Beginning with the end we understand His greatness
One way to understand a book, or to watch a movie, is to begin at the end. To read, or watch, backwards allows every character and plot twist to be interpreted in light of their conclusions. Working backwards removes much of the drama and tension from a story, of course, but it also makes the story perfectly intelligible. No slow unwinding of the plot, no “whodunit,” no surprise around the corner, and no unexpected deaths. Skipping to the end makes the entire narrative clear, with prior knowledge infusing prior meaning into the story as it unfolds.
The Gospels of Matthew, Mark, Luke, and John are essentially Passion narratives with extended introductions. There is plenty of evidence that the end of Christ’s life, particularly his last seventy-two hours, were well remembered by His disciples, the events being repeated in great detail until they were ultimately written down. The Evangelists eventually supplemented these often repeated Passion narratives with further details about Christ’s life which had occurred long before Holy Week. These prior narratives are often inconsistent across the Gospels, emphasize diverse aspects of Christ’s life, and omit or add details in a seemingly arbitrary manner. What is very consistent, however, are the Passion narratives. Their vivid details are, without doubt, the heart and soul of the story of Jesus Christ.
On Palm Sunday we begin with the end. We read our way backwards. It is not possible for any Christian to think of Jesus Christ divorced from how His earthly life ended. Even the earliest Christian writings were composed from a post-Resurrection perspective. The “real” Jesus of history did not have miracles placed on Him like ornaments on a Christmas tree. His miracles were not later adornments hung on His human frame to lend Him credibility. The “real” Jesus is not the simple carpenter lurking in the shadows behind the Christ of Faith created by later generations. There are scant biblical references to Jesus’ occupation as a carpenter, or to His simple and humble existence in a provincial town. There is a massive amount of biblical evidence, on the contrary, that Jesus suffered, died, and rose from the dead. And this biblical evidence is buttressed by an abundance of postbiblical testimony and the universal witness of an army of Apostles, saints, and martyrs.
All of this means that the “real” Jesus is the Christ of faith! The “real” Jesus did suffer, die, and rise from the dead! The “real” Jesus is not found in the subtext of the Gospels—He is found in the text of the Gospels! And those texts are indisputably ancient. In other words, the narrative read at Mass on Palm Sunday is the oldest, truest, and most well-remembered portion of one of the most fully preserved and extraordinary documents from the ancient world—the New Testament.

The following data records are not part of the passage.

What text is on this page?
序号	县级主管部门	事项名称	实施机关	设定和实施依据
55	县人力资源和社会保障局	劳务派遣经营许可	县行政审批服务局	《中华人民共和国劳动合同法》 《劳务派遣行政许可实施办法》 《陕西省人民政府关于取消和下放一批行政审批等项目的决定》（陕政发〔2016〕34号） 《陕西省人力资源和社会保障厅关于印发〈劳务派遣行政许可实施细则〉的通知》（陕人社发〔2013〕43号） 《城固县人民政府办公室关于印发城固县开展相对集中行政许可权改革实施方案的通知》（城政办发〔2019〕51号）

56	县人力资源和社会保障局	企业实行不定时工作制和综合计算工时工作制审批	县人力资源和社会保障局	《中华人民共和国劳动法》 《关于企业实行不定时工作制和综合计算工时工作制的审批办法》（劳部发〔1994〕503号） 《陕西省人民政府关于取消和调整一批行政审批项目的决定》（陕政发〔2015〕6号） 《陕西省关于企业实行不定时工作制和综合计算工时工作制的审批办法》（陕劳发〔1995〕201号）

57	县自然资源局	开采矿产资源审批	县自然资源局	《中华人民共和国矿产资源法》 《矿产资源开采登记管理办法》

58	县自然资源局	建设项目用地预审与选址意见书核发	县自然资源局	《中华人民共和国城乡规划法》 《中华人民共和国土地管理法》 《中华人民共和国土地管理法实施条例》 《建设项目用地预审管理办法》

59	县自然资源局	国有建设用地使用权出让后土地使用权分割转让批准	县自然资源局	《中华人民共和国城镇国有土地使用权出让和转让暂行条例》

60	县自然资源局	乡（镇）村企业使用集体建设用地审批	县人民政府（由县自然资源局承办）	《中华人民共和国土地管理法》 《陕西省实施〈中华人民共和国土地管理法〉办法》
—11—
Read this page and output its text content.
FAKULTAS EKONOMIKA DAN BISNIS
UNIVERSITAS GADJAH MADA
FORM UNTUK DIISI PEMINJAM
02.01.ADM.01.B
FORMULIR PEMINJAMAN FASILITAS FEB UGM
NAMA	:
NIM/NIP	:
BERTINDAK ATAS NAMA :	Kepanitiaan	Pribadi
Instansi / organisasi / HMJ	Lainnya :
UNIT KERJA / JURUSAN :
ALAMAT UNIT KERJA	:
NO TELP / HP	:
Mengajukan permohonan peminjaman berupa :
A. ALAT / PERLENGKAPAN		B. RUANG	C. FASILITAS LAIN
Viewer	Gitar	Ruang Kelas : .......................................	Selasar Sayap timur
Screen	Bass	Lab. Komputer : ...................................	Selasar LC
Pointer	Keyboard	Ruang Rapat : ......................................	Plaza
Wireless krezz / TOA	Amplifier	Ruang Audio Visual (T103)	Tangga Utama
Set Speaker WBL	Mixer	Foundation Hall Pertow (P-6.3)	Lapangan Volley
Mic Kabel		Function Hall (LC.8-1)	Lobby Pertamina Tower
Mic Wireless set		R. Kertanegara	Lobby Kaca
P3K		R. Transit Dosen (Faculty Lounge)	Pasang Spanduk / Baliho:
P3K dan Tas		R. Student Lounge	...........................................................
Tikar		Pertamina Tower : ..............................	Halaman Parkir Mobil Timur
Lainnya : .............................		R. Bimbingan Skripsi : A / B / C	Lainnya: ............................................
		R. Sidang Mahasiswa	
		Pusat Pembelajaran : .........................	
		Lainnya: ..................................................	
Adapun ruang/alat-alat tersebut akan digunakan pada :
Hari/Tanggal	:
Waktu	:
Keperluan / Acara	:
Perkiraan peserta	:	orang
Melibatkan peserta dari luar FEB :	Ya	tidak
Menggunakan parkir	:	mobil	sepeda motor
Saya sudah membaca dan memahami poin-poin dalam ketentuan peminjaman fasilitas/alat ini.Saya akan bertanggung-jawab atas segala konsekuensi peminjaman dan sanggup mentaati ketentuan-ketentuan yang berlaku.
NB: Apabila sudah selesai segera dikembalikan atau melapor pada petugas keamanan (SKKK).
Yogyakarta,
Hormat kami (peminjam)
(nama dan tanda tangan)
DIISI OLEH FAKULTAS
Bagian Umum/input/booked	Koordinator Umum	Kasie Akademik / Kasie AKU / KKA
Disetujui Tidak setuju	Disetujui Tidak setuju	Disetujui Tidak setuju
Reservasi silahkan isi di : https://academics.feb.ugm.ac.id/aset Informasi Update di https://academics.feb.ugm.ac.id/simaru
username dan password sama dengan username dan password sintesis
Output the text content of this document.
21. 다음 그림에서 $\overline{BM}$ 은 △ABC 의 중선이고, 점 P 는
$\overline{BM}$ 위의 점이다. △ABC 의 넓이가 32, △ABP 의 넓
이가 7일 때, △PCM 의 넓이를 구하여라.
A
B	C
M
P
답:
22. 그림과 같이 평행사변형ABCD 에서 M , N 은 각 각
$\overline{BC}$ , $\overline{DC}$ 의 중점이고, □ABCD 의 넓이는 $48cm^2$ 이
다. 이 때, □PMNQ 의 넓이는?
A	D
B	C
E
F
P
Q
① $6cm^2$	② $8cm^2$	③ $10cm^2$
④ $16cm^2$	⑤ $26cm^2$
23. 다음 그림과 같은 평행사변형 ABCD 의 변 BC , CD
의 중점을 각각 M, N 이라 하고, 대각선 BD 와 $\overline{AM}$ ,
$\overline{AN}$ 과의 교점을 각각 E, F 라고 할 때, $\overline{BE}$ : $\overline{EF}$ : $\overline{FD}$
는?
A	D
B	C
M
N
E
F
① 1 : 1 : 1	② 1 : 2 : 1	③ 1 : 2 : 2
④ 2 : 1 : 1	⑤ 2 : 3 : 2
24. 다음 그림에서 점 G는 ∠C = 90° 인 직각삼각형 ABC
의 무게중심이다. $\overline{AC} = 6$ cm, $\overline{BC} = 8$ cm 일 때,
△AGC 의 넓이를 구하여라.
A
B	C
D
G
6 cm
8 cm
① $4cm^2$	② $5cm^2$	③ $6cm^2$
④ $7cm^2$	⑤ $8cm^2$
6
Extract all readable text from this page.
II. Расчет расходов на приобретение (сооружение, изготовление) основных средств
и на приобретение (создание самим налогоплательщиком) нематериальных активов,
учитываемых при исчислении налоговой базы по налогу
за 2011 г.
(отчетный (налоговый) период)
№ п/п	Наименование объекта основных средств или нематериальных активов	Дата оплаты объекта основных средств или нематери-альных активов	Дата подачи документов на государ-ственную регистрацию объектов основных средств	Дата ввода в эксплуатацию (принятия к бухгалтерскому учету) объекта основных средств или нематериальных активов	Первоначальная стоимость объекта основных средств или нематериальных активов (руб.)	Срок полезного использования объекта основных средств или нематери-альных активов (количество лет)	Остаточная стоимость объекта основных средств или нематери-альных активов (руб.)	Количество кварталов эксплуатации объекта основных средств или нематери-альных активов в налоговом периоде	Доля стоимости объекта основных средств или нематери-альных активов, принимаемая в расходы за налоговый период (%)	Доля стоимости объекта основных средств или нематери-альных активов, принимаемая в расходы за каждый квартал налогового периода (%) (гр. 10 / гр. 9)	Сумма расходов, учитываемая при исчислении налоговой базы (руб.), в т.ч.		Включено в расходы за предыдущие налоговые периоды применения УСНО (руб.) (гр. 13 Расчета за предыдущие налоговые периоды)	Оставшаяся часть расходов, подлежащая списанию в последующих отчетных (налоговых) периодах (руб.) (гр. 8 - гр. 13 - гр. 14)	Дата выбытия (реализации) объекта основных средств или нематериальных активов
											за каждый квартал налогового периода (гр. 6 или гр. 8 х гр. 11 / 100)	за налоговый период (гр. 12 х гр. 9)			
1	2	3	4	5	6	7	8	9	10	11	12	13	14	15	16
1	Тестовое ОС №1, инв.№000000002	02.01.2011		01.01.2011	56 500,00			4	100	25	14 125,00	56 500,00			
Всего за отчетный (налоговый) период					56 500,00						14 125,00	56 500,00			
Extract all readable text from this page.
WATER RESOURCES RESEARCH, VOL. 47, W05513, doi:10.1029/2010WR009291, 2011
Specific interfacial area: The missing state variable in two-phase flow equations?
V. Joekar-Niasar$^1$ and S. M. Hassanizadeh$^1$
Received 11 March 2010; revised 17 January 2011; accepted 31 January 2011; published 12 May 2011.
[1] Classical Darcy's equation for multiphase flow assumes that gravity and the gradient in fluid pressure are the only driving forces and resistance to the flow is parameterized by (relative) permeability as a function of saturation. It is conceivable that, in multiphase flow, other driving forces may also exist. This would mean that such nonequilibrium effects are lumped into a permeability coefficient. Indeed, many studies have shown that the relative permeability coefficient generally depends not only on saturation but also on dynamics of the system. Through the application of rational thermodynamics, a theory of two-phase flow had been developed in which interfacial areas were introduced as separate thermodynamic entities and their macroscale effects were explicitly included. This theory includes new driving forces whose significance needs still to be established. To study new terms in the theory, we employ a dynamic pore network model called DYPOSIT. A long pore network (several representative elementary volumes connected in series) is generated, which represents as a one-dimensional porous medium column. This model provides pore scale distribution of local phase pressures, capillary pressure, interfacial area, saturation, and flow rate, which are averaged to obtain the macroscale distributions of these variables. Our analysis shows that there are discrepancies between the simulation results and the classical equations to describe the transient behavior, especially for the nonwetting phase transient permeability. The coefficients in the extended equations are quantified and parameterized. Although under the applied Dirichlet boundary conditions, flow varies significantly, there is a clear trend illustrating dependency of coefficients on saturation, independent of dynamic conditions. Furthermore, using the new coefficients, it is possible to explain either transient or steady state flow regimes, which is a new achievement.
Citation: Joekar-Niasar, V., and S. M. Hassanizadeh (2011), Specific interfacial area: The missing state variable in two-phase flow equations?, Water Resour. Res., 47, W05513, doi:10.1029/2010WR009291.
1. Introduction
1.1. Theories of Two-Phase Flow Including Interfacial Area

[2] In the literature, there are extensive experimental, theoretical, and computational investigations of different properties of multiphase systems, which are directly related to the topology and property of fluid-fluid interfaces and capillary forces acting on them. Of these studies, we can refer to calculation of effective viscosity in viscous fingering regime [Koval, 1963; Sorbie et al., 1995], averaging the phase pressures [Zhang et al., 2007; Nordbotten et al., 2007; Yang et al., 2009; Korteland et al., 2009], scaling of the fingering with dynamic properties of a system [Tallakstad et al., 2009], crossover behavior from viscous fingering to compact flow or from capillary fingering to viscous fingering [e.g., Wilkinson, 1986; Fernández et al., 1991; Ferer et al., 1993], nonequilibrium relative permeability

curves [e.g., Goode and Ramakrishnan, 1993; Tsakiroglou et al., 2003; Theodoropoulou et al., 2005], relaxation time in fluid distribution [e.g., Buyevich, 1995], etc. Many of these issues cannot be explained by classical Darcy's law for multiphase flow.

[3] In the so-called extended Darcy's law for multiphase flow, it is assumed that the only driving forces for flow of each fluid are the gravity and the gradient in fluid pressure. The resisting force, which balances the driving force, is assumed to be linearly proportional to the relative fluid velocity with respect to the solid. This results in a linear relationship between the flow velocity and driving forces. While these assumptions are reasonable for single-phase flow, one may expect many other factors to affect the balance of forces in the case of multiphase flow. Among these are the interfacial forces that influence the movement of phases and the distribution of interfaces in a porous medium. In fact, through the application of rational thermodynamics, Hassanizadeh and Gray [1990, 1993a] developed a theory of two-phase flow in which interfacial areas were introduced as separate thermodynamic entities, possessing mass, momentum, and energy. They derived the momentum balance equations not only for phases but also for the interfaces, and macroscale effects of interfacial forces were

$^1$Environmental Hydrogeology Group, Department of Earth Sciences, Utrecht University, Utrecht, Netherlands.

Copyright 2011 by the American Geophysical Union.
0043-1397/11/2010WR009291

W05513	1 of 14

Our faith is rooted in history, a miraculous history. The Passion of Jesus Christ is not a parable, analogy, or metaphor. It is not a story meant to teach us a lesson apart from its facts. It is not a morality play whose actors mean to teach a lesson. The Passion of Christ is theologically significant because it is historically true. If it were not historically true it would have no significance beyond its power to inspire as a story. But every culture already has myths to inspire its people, or at least mythical figures whose superhuman qualities model greatness. The story of Christ is so much more. It is the true story of a God-man who was betrayed by a friend, suffered calumny from His enemies, was publicly humiliated, made to carry the instrument of His own execution, and then was left to die, naked on a rough-hewn tree. This story is not sad by analogy to another story. It is sad in and of itself. This is the story we hear every Palm Sunday. This is how a great man’s life came to an end. It is also the story of how the Son of God conquered death and opened the gates of heaven to all who not only believe in Him but who belong to Him through the Catholic Church.
Lord of the Passion, You suffered calumny and humiliation, You bore the Cross and did not complain. Intercede before Your heavenly Father that we may bear whatever crosses we must with fortitude. With Your grace, Lord, we can emulate You. Without Your grace, we are no better than Godless pagans, in search of frivolous signs to lend meaning to life.